MOZILLA PUBLIC LICENSE Version 1.0 (MPL-1.0), specify the California Court
Mozilla Public License Version 1.1 (MPL-1.1), specify the California Court
The Q Public License Version (QPL-1.0), specify the Oslo court
Microsoft Reciprocal License (MS-RL), the definition of the term specified in accordance with the United States Copyright Law
Microsoft Public License (MS-PL), the definition of the term specified in accordance with the United States Copyright Law
In addition, more than we have in the way of selecting managed code, the most important question is: how do we do to "open source independence" mean?
Developer: become the guardian of good code
Why are we in the current situation it embarrassing?
Liu Peng said that domestic revenue is only 20 years, the knowledge transfer process takes time to learn to understand, and now we toddler process, has not been able to run.
This time the EAR event, not necessarily a bad thing, it allows developers to start thinking about a domestic problem: As a developer, how do we "open source independence"?
He suggested: As a developer, should be actively involved in the open source community, from the contributors to continue contributors, reviewers and then to the code, then the code Keeper.

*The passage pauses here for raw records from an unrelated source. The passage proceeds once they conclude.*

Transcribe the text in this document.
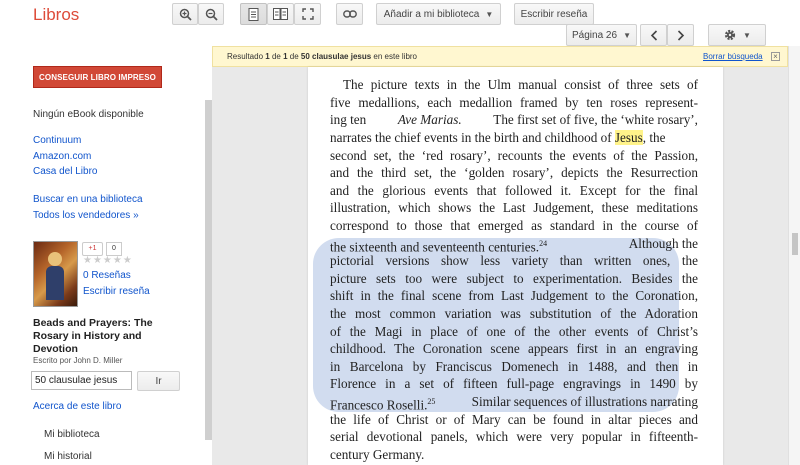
Libros	Añadir a mi biblioteca ▼	Escribir reseña
Página 26 ▼	▼
Resultado 1 de 1 de 50 clausulae jesus en este libro	Borrar búsqueda ×
CONSEGUIR LIBRO IMPRESO
Ningún eBook disponible
Continuum
Amazon.com
Casa del Libro
Buscar en una biblioteca
Todos los vendedores »
+1	0
★★★★★
0 Reseñas
Escribir reseña
Beads and Prayers: The
Rosary in History and
Devotion
Escrito por John D. Miller
50 clausulae jesus
Ir
Acerca de este libro
Mi biblioteca
Mi historial
The picture texts in the Ulm manual consist of three sets of
five medallions, each medallion framed by ten roses represent-
ing ten Ave Marias. The first set of five, the ‘white rosary’,
narrates the chief events in the birth and childhood of Jesus, the
second set, the ‘red rosary’, recounts the events of the Passion,
and the third set, the ‘golden rosary’, depicts the Resurrection
and the glorious events that followed it. Except for the final
illustration, which shows the Last Judgement, these meditations
correspond to those that emerged as standard in the course of
the sixteenth and seventeenth centuries.$^{24}$	Although the
pictorial versions show less variety than written ones, the
picture sets too were subject to experimentation. Besides the
shift in the final scene from Last Judgement to the Coronation,
the most common variation was substitution of the Adoration
of the Magi in place of one of the other events of Christ’s
childhood. The Coronation scene appears first in an engraving
in Barcelona by Franciscus Domenech in 1488, and then in
Florence in a set of fifteen full-page engravings in 1490 by
Francesco Roselli.$^{25}$	Similar sequences of illustrations narrating
the life of Christ or of Mary can be found in altar pieces and
serial devotional panels, which were very popular in fifteenth-
century Germany.
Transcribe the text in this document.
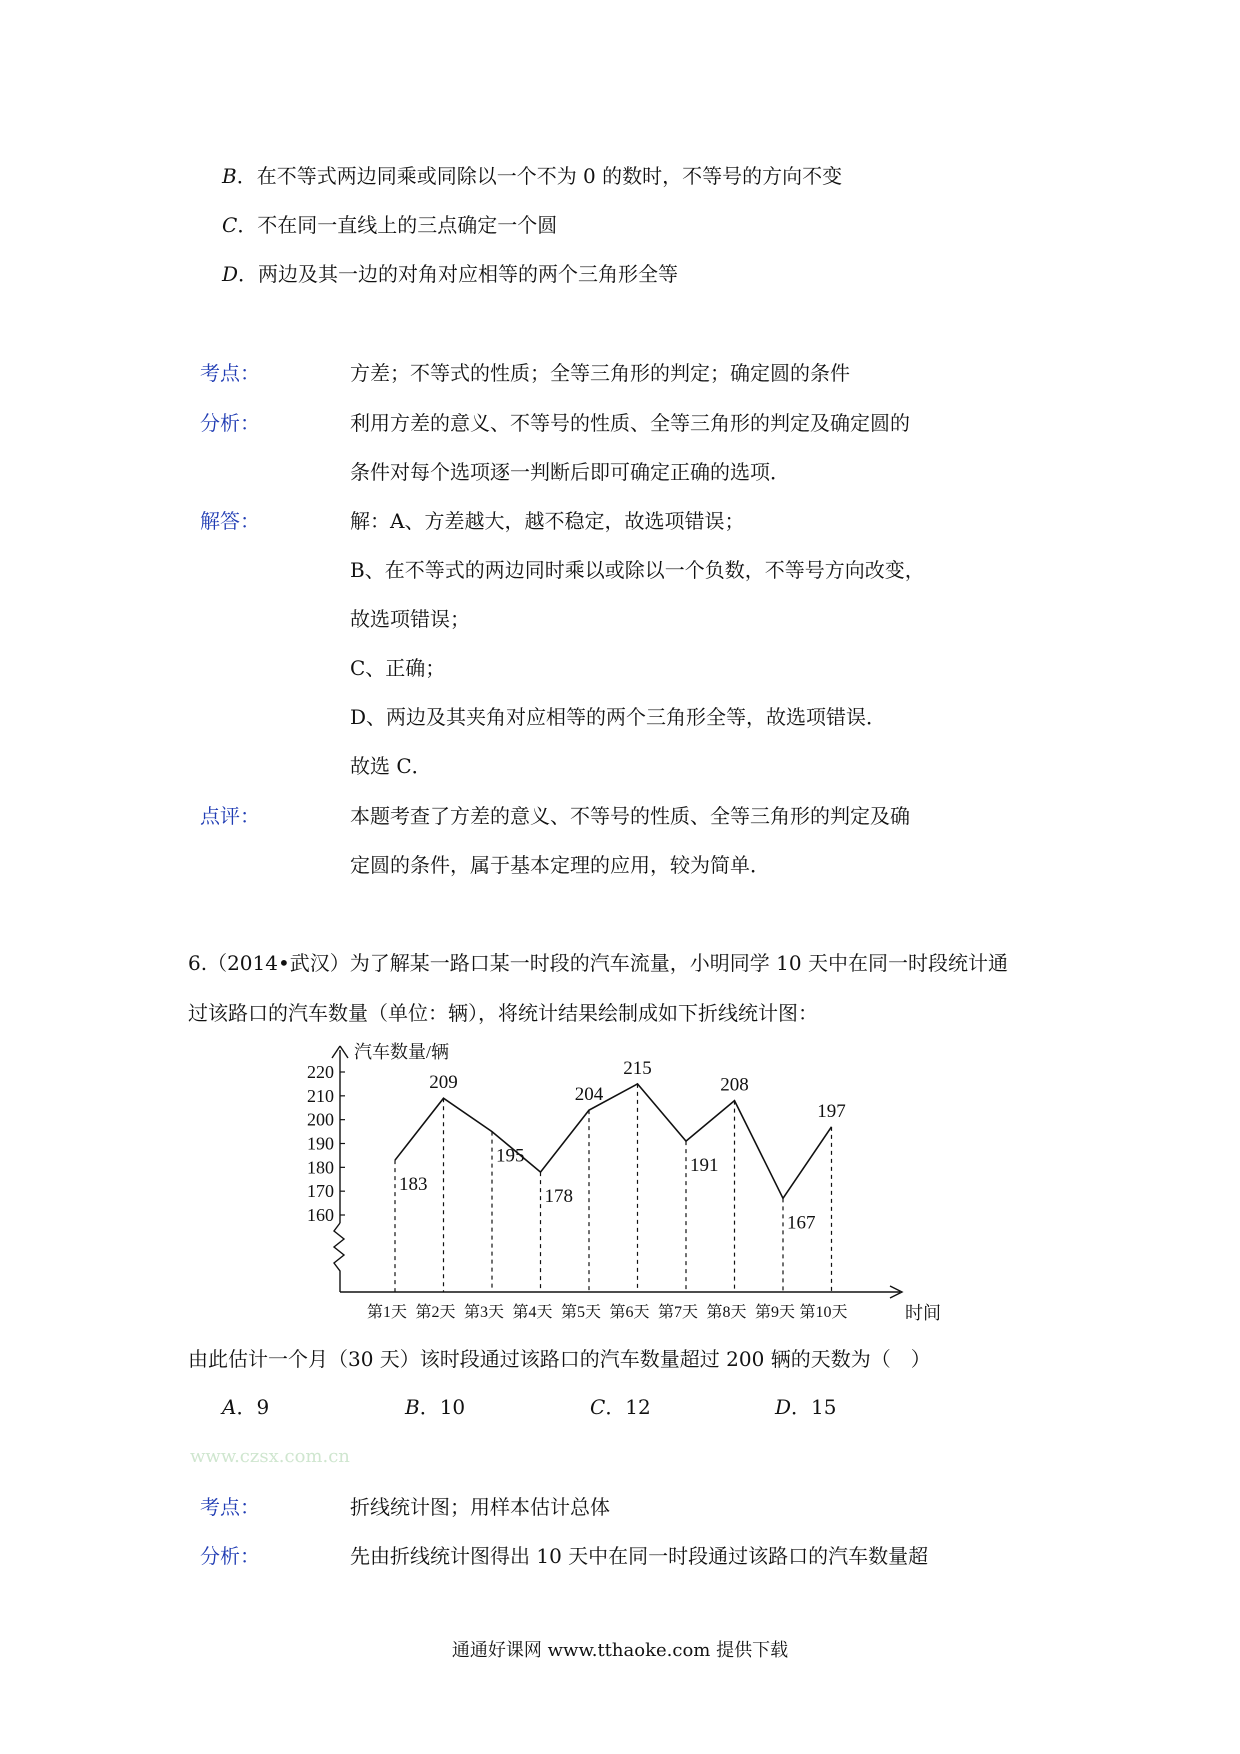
B．在不等式两边同乘或同除以一个不为 0 的数时，不等号的方向不变
C．不在同一直线上的三点确定一个圆
D．两边及其一边的对角对应相等的两个三角形全等
考点：	方差；不等式的性质；全等三角形的判定；确定圆的条件
分析：	利用方差的意义、不等号的性质、全等三角形的判定及确定圆的
条件对每个选项逐一判断后即可确定正确的选项．
解答：	解：A、方差越大，越不稳定，故选项错误；
B、在不等式的两边同时乘以或除以一个负数，不等号方向改变，
故选项错误；
C、正确；
D、两边及其夹角对应相等的两个三角形全等，故选项错误．
故选 C．
点评：	本题考查了方差的意义、不等号的性质、全等三角形的判定及确
定圆的条件，属于基本定理的应用，较为简单．
6.（2014•武汉）为了解某一路口某一时段的汽车流量，小明同学 10 天中在同一时段统计通
过该路口的汽车数量（单位：辆），将统计结果绘制成如下折线统计图：
160
170
180
190
200
210
220
汽车数量/辆
时间
183
209
195
178
204
215
191
208
167
197
第1天 第2天 第3天 第4天 第5天 第6天 第7天 第8天 第9天 第10天
由此估计一个月（30 天）该时段通过该路口的汽车数量超过 200 辆的天数为（　）
A．9	B．10	C．12	D．15
www.czsx.com.cn
考点：	折线统计图；用样本估计总体
分析：	先由折线统计图得出 10 天中在同一时段通过该路口的汽车数量超
通通好课网 www.tthaoke.com 提供下载
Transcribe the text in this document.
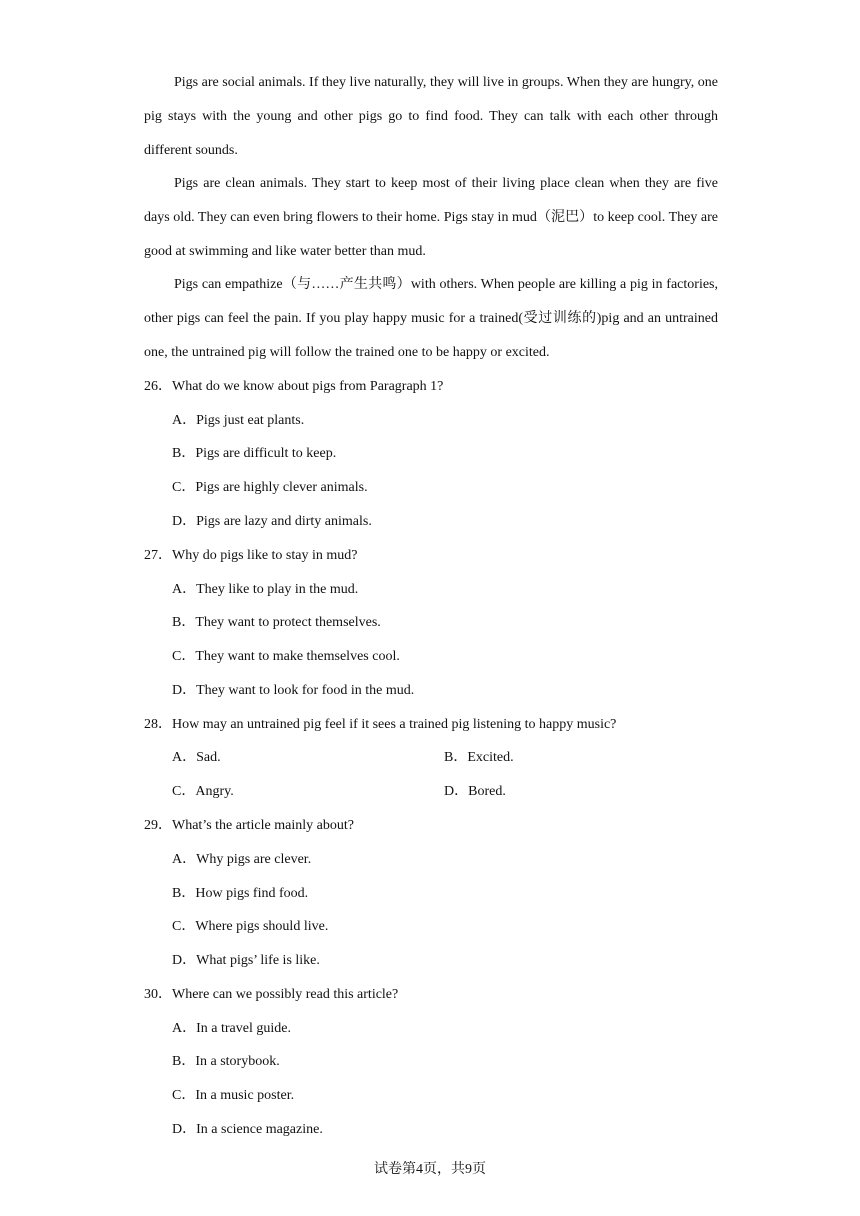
Pigs are social animals. If they live naturally, they will live in groups. When they are hungry, one pig stays with the young and other pigs go to find food. They can talk with each other through different sounds.

Pigs are clean animals. They start to keep most of their living place clean when they are five days old. They can even bring flowers to their home. Pigs stay in mud（泥巴）to keep cool. They are good at swimming and like water better than mud.

Pigs can empathize（与……产生共鸣）with others. When people are killing a pig in factories, other pigs can feel the pain. If you play happy music for a trained(受过训练的)pig and an untrained one, the untrained pig will follow the trained one to be happy or excited.

26．What do we know about pigs from Paragraph 1?
A．Pigs just eat plants.
B．Pigs are difficult to keep.
C．Pigs are highly clever animals.
D．Pigs are lazy and dirty animals.
27．Why do pigs like to stay in mud?
A．They like to play in the mud.
B．They want to protect themselves.
C．They want to make themselves cool.
D．They want to look for food in the mud.
28．How may an untrained pig feel if it sees a trained pig listening to happy music?
A．Sad.	B．Excited.
C．Angry.	D．Bored.
29．What’s the article mainly about?
A．Why pigs are clever.
B．How pigs find food.
C．Where pigs should live.
D．What pigs’ life is like.
30．Where can we possibly read this article?
A．In a travel guide.
B．In a storybook.
C．In a music poster.
D．In a science magazine.
试卷第4页，共9页
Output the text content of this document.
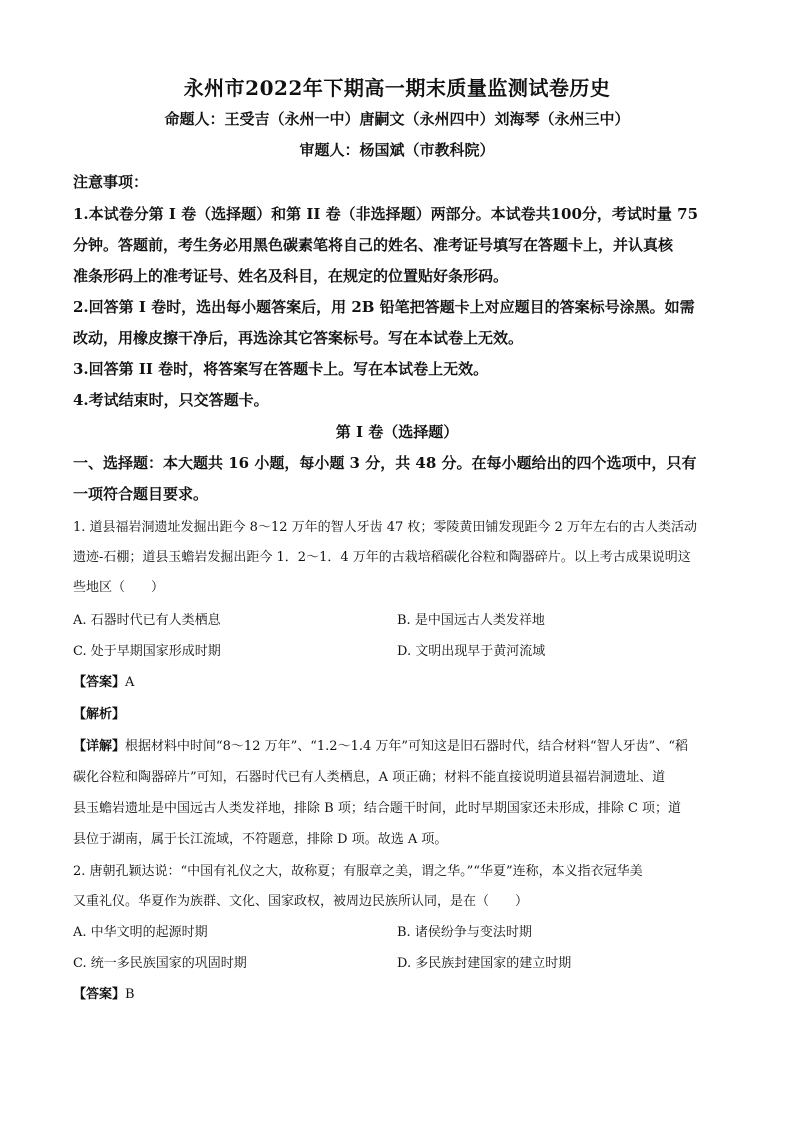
永州市2022年下期高一期末质量监测试卷历史
命题人：王受吉（永州一中）唐嗣文（永州四中）刘海琴（永州三中）
审题人：杨国斌（市教科院）
注意事项：
1.本试卷分第 I 卷（选择题）和第 II 卷（非选择题）两部分。本试卷共100分，考试时量 75
分钟。答题前，考生务必用黑色碳素笔将自己的姓名、准考证号填写在答题卡上，并认真核
准条形码上的准考证号、姓名及科目，在规定的位置贴好条形码。
2.回答第 I 卷时，选出每小题答案后，用 2B 铅笔把答题卡上对应题目的答案标号涂黑。如需
改动，用橡皮擦干净后，再选涂其它答案标号。写在本试卷上无效。
3.回答第 II 卷时，将答案写在答题卡上。写在本试卷上无效。
4.考试结束时，只交答题卡。
第 I 卷（选择题）
一、选择题：本大题共 16 小题，每小题 3 分，共 48 分。在每小题给出的四个选项中，只有
一项符合题目要求。
1. 道县福岩洞遗址发掘出距今 8～12 万年的智人牙齿 47 枚；零陵黄田铺发现距今 2 万年左右的古人类活动
遗迹-石棚；道县玉蟾岩发掘出距今 1．2～1．4 万年的古栽培稻碳化谷粒和陶器碎片。以上考古成果说明这
些地区（　　）
A. 石器时代已有人类栖息	B. 是中国远古人类发祥地
C. 处于早期国家形成时期	D. 文明出现早于黄河流域
【答案】A
【解析】
【详解】根据材料中时间“8～12 万年”、“1.2～1.4 万年”可知这是旧石器时代，结合材料“智人牙齿”、“稻
碳化谷粒和陶器碎片”可知，石器时代已有人类栖息，A 项正确；材料不能直接说明道县福岩洞遗址、道
县玉蟾岩遗址是中国远古人类发祥地，排除 B 项；结合题干时间，此时早期国家还未形成，排除 C 项；道
县位于湖南，属于长江流域，不符题意，排除 D 项。故选 A 项。
2. 唐朝孔颖达说：“中国有礼仪之大，故称夏；有服章之美，谓之华。”“华夏”连称，本义指衣冠华美
又重礼仪。华夏作为族群、文化、国家政权，被周边民族所认同，是在（　　）
A. 中华文明的起源时期	B. 诸侯纷争与变法时期
C. 统一多民族国家的巩固时期	D. 多民族封建国家的建立时期
【答案】B
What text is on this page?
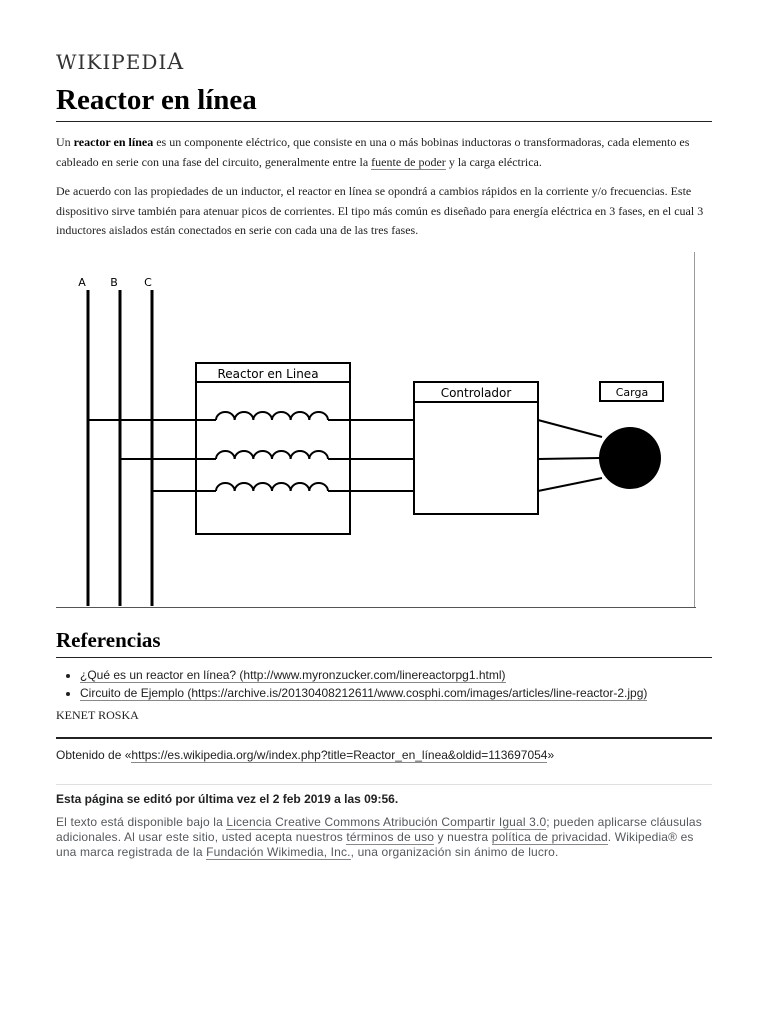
WIKIPEDIA
Reactor en línea

Un reactor en línea es un componente eléctrico, que consiste en una o más bobinas inductoras o transformadoras, cada elemento es cableado en serie con una fase del circuito, generalmente entre la fuente de poder y la carga eléctrica.

De acuerdo con las propiedades de un inductor, el reactor en línea se opondrá a cambios rápidos en la corriente y/o frecuencias. Este dispositivo sirve también para atenuar picos de corrientes. El tipo más común es diseñado para energía eléctrica en 3 fases, en el cual 3 inductores aislados están conectados en serie con cada una de las tres fases.

A B C
Reactor en Linea
Controlador	Carga
Referencias
• ¿Qué es un reactor en línea? (http://www.myronzucker.com/linereactorpg1.html)
• Circuito de Ejemplo (https://archive.is/20130408212611/www.cosphi.com/images/articles/line-reactor-2.jpg)
KENET ROSKA
Obtenido de «https://es.wikipedia.org/w/index.php?title=Reactor_en_línea&oldid=113697054»
Esta página se editó por última vez el 2 feb 2019 a las 09:56.

El texto está disponible bajo la Licencia Creative Commons Atribución Compartir Igual 3.0; pueden aplicarse cláusulas adicionales. Al usar este sitio, usted acepta nuestros términos de uso y nuestra política de privacidad. Wikipedia® es una marca registrada de la Fundación Wikimedia, Inc., una organización sin ánimo de lucro.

Liu Peng concedes, not particularly outstanding domestic projects, resulting in good code reviewer, the number of codes guardian few, let alone leaders of the open source community.
Therefore, to enhance our contribution to the code quality and code review, and became the guardian of good code, we developers need to do.
In addition, Liu Peng spoke excellent domestic super-user, such as Alibaba, Jingdong, Baidu, Tencent, Huawei, Lenovo and other companies, open source contributions are a lot of good code, but also the application of open source software business model innovation.
The Chinese open source community, "earthquake" for Chinese developers is not just a bad thing, but to strengthen our own awareness of technological innovation, may follow China will accelerate open source development.
As Hawking said, "The whole history of science is a process of self-realization progressive, major events do not occur randomly, they reflect an underlying order, and not simply produce."